Low-temperature thermal conductivity and acoustic attenuation in amorphous solids

In order to test whether the low-energy excitations explored extensively in amorphous solids are indeed universal, all measurements published on the low-temperature thermal conductivity and acoustic attenuation in these solids have been reviewed, on a total of over 60 different compositions. The ratio of the phonon wavelength λ to the phonon mean free path l has been found to lie between ${10}^{-3}$ and ${10}^{-2}$ in almost all cases, independent of chemical composition and frequency (wavelength) of the elastic waves, which varied by more than nine orders of magnitude in the different experiments. When the data were fitted with the tunneling model, which is based on the assumption of atomic or molecular tunneling states with a certain spectral distribution, the tunneling strength C, which describes their coupling to the lattice, was found to range from ${10}^{-4}$ to ${10}^{-3}$ in almost all cases.
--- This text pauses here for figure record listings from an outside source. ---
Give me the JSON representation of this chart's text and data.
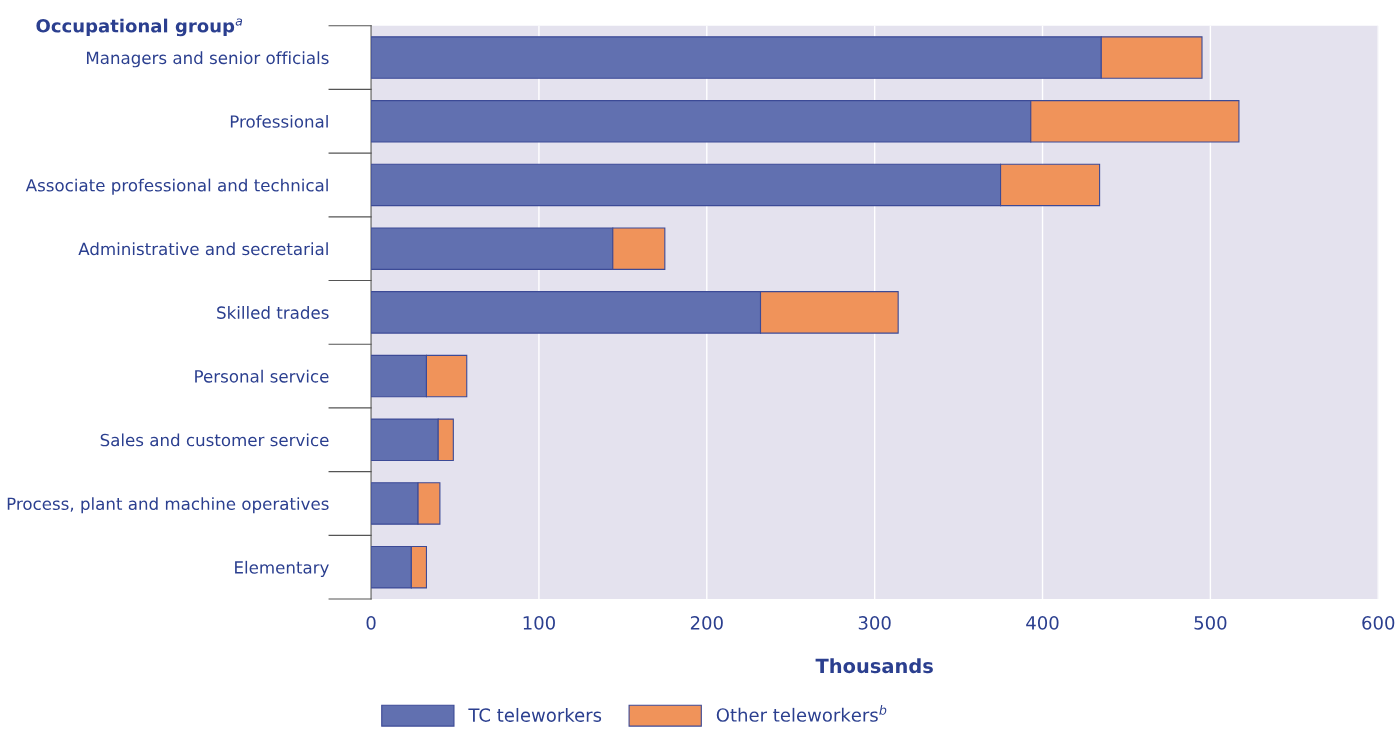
{
  "chart_data": {
    "type": "bar",
    "orientation": "horizontal",
    "stacked": true,
    "ylabel": "Occupational group$^{a}$",
    "xlabel": "Thousands",
    "categories": [
      "Managers and senior officials",
      "Professional",
      "Associate professional and technical",
      "Administrative and secretarial",
      "Skilled trades",
      "Personal service",
      "Sales and customer service",
      "Process, plant and machine operatives",
      "Elementary"
    ],
    "series": [
      {
        "name": "TC teleworkers",
        "color": "#6170b0",
        "values": [
          435,
          393,
          375,
          144,
          232,
          33,
          40,
          28,
          24
        ]
      },
      {
        "name": "Other teleworkers$^{b}$",
        "color": "#f0935a",
        "values": [
          60,
          124,
          59,
          31,
          82,
          24,
          9,
          13,
          9
        ]
      }
    ],
    "xlim": [
      0,
      600
    ],
    "xticks": [
      0,
      100,
      200,
      300,
      400,
      500,
      600
    ],
    "grid": "x",
    "legend": "bottom"
  }
}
The only exceptions reported so far are certain films of amorphous silicon, germanium, and carbon. In these films, low-temperature acoustic attenuations over two orders of magnitude smaller have been observed compared to all other amorphous solids. Another remarkable observation is that a large number of disordered crystals, and even a thermally equilibrated quasicrystal, have low-energy lattice vibrations that are quantitatively indistinguishable from those of amorphous solids. Their tunneling strengths also range from ${10}^{-4}$ to ${10}^{-3}.$ These measurements have also been reviewed. It is concluded that the absence of long-range order is neither sufficient nor necessary for the existence of the low-energy excitations.